Kocasakal basın toplantısında şu açıklamaları yaptı:
“Öncelikle yurdun dört bir yanından buraya gelen gönül dostlarına, Atatürk ve Cumhuriyet sevdalılarına teşekkür ediyorum. Beni bilirsiniz, ben çok kağıttan bir şey okumayı sevmem ama bu önemli bir açıklama. Daha iyi aktarılması için görüşlerimi aktaracağım, özellikle basınımızın hoşgörüsüne sığınıyorum. Bu anlamda açıklamalarıma girmek istiyorum; Çıkış noktam şu; oy vermeye tıpış tıpış değil koşa koşa ve heyecanla gidilecek. Özüne, kimliğine, fabrika ayarlarına geri dönen bir CHP. Bundan sonra da bu sloganı kullanacağım; Kurtuluş kuruluştadır.

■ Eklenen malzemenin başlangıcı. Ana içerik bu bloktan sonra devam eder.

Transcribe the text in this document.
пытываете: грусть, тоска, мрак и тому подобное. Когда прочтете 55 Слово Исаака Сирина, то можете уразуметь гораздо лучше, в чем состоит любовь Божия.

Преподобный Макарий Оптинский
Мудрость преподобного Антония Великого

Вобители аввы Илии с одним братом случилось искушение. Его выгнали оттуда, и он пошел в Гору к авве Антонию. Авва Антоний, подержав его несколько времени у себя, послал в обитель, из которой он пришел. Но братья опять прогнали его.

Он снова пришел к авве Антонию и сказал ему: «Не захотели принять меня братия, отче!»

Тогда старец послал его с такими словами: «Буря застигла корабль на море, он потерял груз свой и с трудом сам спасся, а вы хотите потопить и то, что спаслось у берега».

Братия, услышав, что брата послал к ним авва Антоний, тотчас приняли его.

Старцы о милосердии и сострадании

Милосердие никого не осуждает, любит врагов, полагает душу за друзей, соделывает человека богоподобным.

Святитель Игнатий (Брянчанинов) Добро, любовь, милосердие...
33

Hiçbir kimseyi dışlamadan bir bütün içinde kucaklayan değerleri yurttaşlarım, Türkiye Cumhuriyeti’nin kuruluşundan bu yana yakın geçmişle karşılaştırılamayacak tehditlerle karşı karşıyadır. Milletçe kenetlenmemiz halinde ancak üstesin den geleceğimiz sorunlarla karşı karşıyayız. Siyaset de fikri özünden çıkarılıp kişilere hapsedilerek, aynı gemide olduğu unutularak yandaşlık ve karşıtlık üzerinden tezahurat yapan, birbirinden uzaklaştırılmış insanlar ülkesi olmamız dayatılmaktadır. Büyük Orta Doğu projesinin eş başkanlığına soyulan iktidar Cumhuriyetin kolonlarını tahrip etmekle meşguldur.

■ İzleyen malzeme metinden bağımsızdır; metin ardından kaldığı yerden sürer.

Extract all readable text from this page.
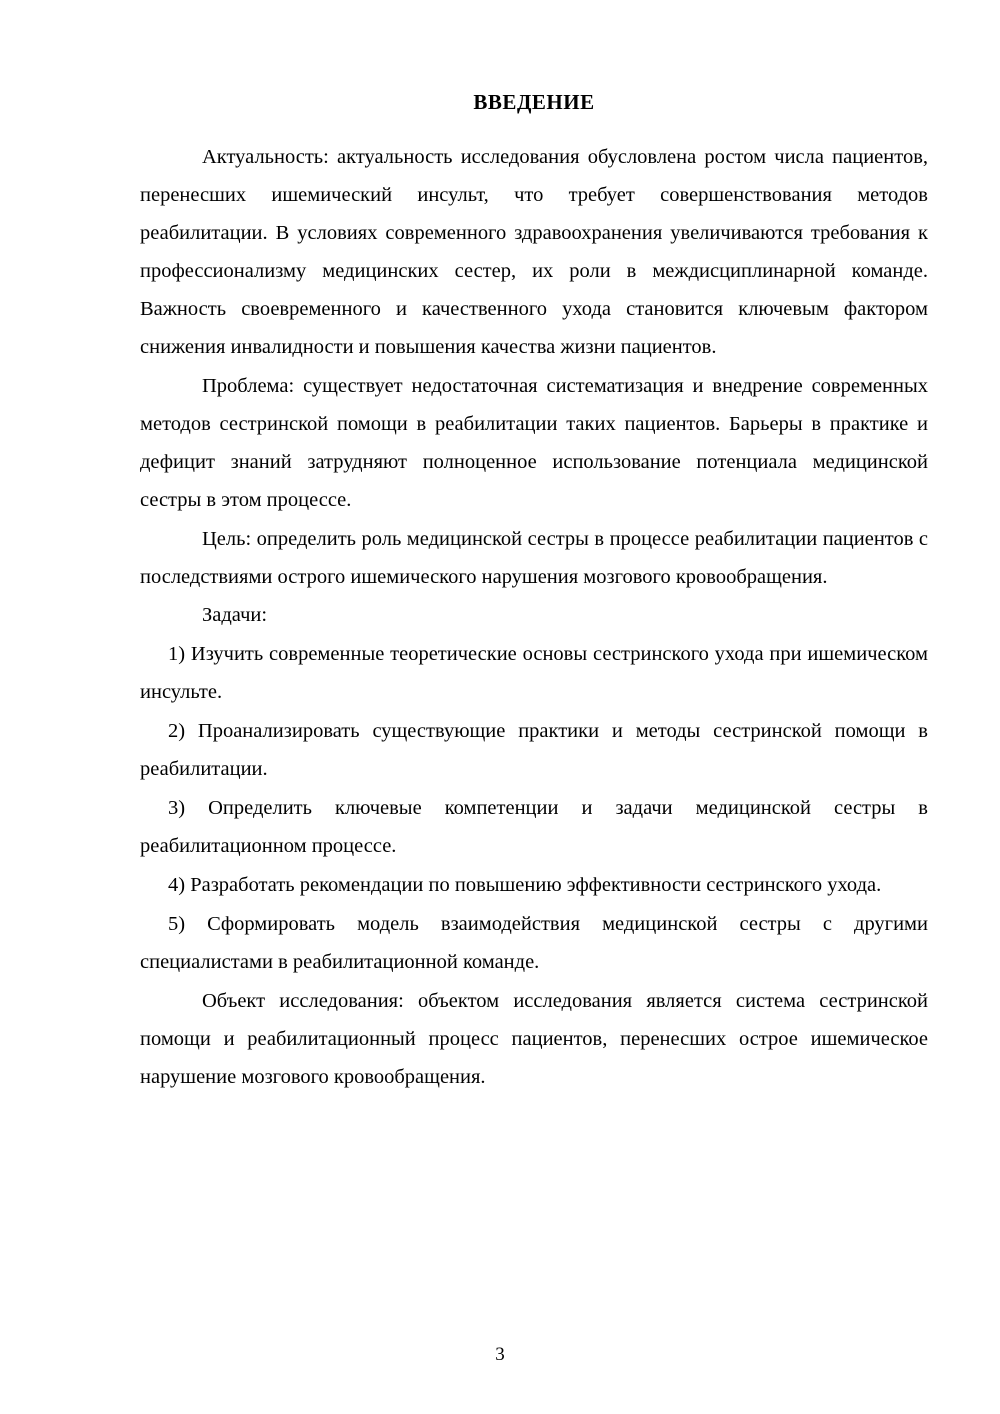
ВВЕДЕНИЕ

Актуальность: актуальность исследования обусловлена ростом числа пациентов, перенесших ишемический инсульт, что требует совершенствования методов реабилитации. В условиях современного здравоохранения увеличиваются требования к профессионализму медицинских сестер, их роли в междисциплинарной команде. Важность своевременного и качественного ухода становится ключевым фактором снижения инвалидности и повышения качества жизни пациентов.

Проблема: существует недостаточная систематизация и внедрение современных методов сестринской помощи в реабилитации таких пациентов. Барьеры в практике и дефицит знаний затрудняют полноценное использование потенциала медицинской сестры в этом процессе.

Цель: определить роль медицинской сестры в процессе реабилитации пациентов с последствиями острого ишемического нарушения мозгового кровообращения.

Задачи:

1) Изучить современные теоретические основы сестринского ухода при ишемическом инсульте.

2) Проанализировать существующие практики и методы сестринской помощи в реабилитации.

3) Определить ключевые компетенции и задачи медицинской сестры в реабилитационном процессе.

4) Разработать рекомендации по повышению эффективности сестринского ухода.

5) Сформировать модель взаимодействия медицинской сестры с другими специалистами в реабилитационной команде.

Объект исследования: объектом исследования является система сестринской помощи и реабилитационный процесс пациентов, перенесших острое ишемическое нарушение мозгового кровообращения.

3
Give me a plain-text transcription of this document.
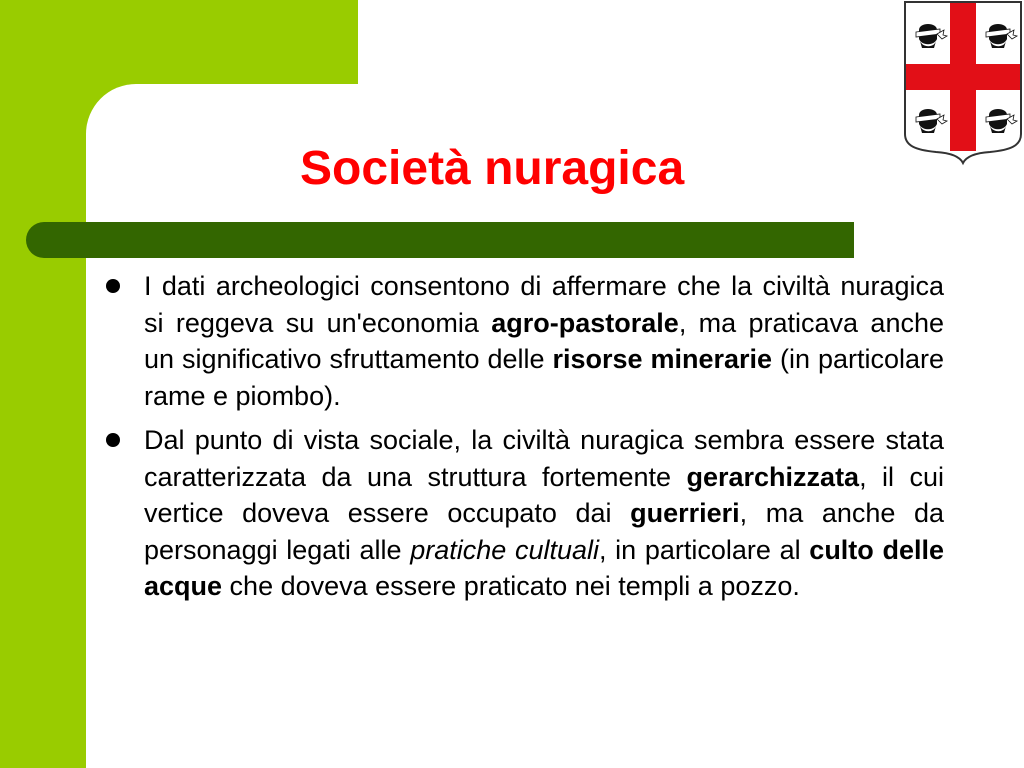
Società nuragica
I dati archeologici consentono di affermare che la civiltà nuragica si reggeva su un'economia agro-pastorale, ma praticava anche un significativo sfruttamento delle risorse minerarie (in particolare rame e piombo).
Dal punto di vista sociale, la civiltà nuragica sembra essere stata caratterizzata da una struttura fortemente gerarchizzata, il cui vertice doveva essere occupato dai guerrieri, ma anche da personaggi legati alle pratiche cultuali, in particolare al culto delle acque che doveva essere praticato nei templi a pozzo.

Yeni Türkiye adı altında ülkenin kurumları çökertilmekle, devletin genetiğiyle oynanmakta, devlet çökertilmektedir. Gelinen noktada bu siyasi anlayış Türkiye Cumhuriyeti için beka sorunu haline gelmiştir. Ben her şeyimi Atatürk’e ve Cumhuriyet’e borçluyum. Bu açıklamayı yaşananlar sebebiyle mutsuz, umutsuz milyonlarca vatansever yurttaşlarımız adına yapıyorum. Bu bir vicdan haykırışı ve isyanıdır. Bu açıklamayı Mustafa Kemal’in askeri olarak yapıyorum. Birileri Mustafa Kemal’in askeri olmayı anlamıyor. Bu bir simgedir, bu onun izinde olmak, ilkelerini benimsemektir. Bu askerlik üniformasız, gönüllü bir askerliktir ve ömür boyudur. Atatürk’ün askeri olmak şeref ve onurdur. Başkalarının askerliğini yapmaktan rahatsızlık duymayanların bunu anlaması beklenemez. Türkiye kurucu değerlerden uzaklaştığı için bu sıkıntılara düşülmüştür. Bu sadece son 15 yılın sorunu değildir. Türkiye’nin tek çıkış yolu Atatürk’e geri dönmektir. Türkiye’yi tam bağımsızlığa geri döndürecek yegane çıkış yolu budur.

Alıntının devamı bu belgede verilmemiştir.